Insgesamt ist dies ein schöner, kluger, grandios über Ausdruck und Gefühl erzählter Film, schwebend, modern in seiner Form.

Dies ist also kein Film über Zombies, zumindest nicht über jene, die wir aus dem Kino kennen. Dies ist ein Film über Kolo­nia­lismus und seine Folgen, ein Film über den Stolz der Schwarzen und die Kraft ihres Wider­stands, auch in der Skla­ven­ko­lonie Haiti, aus der sie nicht stammten, die sie sich genauso erobern mussten, wie ihre Herren es getan hatten.

Es gibt eine Szene in Bonellos Film, in der ein junges Mädchen zombi­fi­ziert werden soll. Mir selbst ist tatsäch­lich während dieses Zombie-Akts im Kino schlecht geworden, Übelkeit kam auf, das Gefühl JETZT UND HIER krank werden zu müssen. Danach, kaum war die Szene vorbei, war alles wieder gut. Der Gedanke ließ sich nicht vermeiden: Ist da mehr, als es scheint?
Dieser Gedanke trägt diesen Film. Er fragt nach Zusam­men­hängen, ohne sich der Antwort im Vorhinein gewiss zu sein.

Bonellos Liebe zu jungen Menschen zeigt sich in jeder Sekunde des Films.
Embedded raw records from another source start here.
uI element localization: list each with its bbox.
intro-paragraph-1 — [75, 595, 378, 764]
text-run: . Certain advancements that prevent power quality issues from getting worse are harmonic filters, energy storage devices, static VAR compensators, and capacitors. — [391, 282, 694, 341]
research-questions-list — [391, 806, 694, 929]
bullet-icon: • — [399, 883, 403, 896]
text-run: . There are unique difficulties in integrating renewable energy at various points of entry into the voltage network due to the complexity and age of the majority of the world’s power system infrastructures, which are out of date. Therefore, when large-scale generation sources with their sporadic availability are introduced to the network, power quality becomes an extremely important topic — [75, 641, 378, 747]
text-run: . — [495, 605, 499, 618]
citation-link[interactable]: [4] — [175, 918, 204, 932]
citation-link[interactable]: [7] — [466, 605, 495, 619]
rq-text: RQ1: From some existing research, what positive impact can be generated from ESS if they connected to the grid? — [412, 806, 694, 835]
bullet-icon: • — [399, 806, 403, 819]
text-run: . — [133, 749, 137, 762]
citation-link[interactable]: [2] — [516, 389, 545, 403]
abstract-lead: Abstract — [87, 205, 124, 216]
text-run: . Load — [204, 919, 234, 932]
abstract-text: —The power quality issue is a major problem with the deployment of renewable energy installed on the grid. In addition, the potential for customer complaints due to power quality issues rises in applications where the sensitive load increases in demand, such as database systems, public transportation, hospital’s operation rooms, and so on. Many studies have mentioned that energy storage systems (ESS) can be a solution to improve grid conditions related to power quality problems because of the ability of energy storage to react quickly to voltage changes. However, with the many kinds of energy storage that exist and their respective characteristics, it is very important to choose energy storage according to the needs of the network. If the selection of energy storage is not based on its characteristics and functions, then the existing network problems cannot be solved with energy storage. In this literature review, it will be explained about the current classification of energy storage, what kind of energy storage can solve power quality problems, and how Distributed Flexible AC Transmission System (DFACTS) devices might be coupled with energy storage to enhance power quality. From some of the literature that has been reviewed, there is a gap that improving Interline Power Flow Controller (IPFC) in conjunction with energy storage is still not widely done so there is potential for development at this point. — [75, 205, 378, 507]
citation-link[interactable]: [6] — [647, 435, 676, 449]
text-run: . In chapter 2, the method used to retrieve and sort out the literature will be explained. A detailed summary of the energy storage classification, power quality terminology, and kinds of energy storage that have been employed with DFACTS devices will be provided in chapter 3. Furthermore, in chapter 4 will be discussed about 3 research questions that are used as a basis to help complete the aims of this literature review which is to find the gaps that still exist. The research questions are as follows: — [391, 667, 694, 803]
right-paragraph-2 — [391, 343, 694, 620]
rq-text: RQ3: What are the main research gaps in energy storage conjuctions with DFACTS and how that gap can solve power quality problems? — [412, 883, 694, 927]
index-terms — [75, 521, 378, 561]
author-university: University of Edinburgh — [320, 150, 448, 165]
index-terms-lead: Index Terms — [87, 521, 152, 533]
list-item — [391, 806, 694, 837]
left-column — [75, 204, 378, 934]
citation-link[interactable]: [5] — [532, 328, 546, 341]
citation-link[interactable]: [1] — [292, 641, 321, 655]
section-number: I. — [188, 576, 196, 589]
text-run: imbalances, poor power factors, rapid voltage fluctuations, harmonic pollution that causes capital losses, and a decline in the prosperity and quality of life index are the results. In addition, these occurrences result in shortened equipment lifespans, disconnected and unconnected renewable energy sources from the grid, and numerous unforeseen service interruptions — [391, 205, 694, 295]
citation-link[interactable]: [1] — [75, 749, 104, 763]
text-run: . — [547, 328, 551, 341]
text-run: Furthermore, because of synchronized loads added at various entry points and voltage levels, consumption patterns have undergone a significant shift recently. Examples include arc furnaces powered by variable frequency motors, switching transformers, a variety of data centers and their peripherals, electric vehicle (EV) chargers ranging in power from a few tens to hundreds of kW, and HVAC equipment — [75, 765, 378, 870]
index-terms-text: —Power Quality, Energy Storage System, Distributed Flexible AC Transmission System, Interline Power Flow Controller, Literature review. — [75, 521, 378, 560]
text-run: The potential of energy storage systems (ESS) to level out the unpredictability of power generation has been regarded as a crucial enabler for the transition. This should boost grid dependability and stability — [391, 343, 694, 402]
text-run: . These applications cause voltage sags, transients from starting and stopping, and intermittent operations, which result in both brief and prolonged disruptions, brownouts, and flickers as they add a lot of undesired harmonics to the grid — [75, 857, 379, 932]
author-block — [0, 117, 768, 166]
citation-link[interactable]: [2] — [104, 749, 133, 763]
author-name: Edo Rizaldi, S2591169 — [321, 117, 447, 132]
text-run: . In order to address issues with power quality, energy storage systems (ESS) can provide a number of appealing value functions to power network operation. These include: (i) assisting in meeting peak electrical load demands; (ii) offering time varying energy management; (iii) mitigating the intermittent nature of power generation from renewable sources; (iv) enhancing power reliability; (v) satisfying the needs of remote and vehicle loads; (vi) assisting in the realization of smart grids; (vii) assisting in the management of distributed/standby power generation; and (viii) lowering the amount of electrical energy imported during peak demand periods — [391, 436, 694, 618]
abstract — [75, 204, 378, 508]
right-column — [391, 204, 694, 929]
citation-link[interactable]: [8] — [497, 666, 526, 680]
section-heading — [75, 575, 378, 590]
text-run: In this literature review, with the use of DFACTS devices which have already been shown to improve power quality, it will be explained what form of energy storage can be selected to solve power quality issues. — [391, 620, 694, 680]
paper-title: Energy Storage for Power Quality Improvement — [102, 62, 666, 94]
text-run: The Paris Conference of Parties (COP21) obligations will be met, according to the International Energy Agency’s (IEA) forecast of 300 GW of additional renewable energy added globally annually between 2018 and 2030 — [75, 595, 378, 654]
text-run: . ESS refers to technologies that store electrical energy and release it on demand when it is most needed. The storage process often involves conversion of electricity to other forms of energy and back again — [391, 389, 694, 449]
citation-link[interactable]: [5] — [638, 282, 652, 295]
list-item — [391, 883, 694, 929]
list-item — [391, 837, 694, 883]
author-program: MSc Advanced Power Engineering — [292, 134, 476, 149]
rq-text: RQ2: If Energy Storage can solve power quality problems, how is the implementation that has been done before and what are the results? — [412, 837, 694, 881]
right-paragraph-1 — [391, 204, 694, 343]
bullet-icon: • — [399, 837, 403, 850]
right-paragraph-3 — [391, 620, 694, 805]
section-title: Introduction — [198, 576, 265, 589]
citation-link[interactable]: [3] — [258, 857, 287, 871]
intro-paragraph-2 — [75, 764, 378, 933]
Der Film behandelt Rapper wie Damso, einen Pop-Star wie Rihanna gleich­wertig wie den Schrift­steller Balzac und den Histo­riker Michelet. »What does Rihanna represent to you?« »Which is your favourite Rihanna song?« fragen die Lehrer ihre Schüler.

+ + +

Insofern prak­ti­ziert dieser Film eine Egalité, eine Gleich­heit, die sonst oft nur behauptet wird: Auch die Hautfarbe Melissas, der einzigen Schwarzen in der Girl Gang, wird nie thema­ti­siert, und es ist an Mélissa und ihrer Freundin Fanny erkennbar, dass sich Bonello nicht zuletzt dafür inter­es­siert, diffe­ren­ziert und unvor­ein­ge­nommen zu zeigen, wie junge Menschen heute auf die Welt blicken, wie ihr Verhältnis zu ihrer jeweils eigenen Kultur aussieht.

Schließ­lich die Zombies und das Zombi­fi­zieren. Auch das wird selbst­ver­ständ­lich genommen, wie alles in diesem Film. Und beiläufig erzählt.
Fast wissen­schaft­lich, aber immer fiktional versucht Zombi Child die Bedin­gungen und Möglich­keiten von Vodoo und Zombies als einer sozialen Praxis zu erkunden, einer Praxis, die tief im Alltag von Haiti und in der afri­ka­ni­schen (Sklaven-)Kultur verhaftet ist. Zu dieser Haltung und der Intel­li­genz dieses Films passt, dass als letztes Lied gespielt wird: »You'll never walk alone.« Darauf muss man auch erst mal kommen. Denn man kann nicht glauben, dass Bonello an irgend­etwas anderes gedacht hat, als an Jacques Tourneurs von Curt Siodmak geschrie­benen Klassiker: I Walked with a Zombie.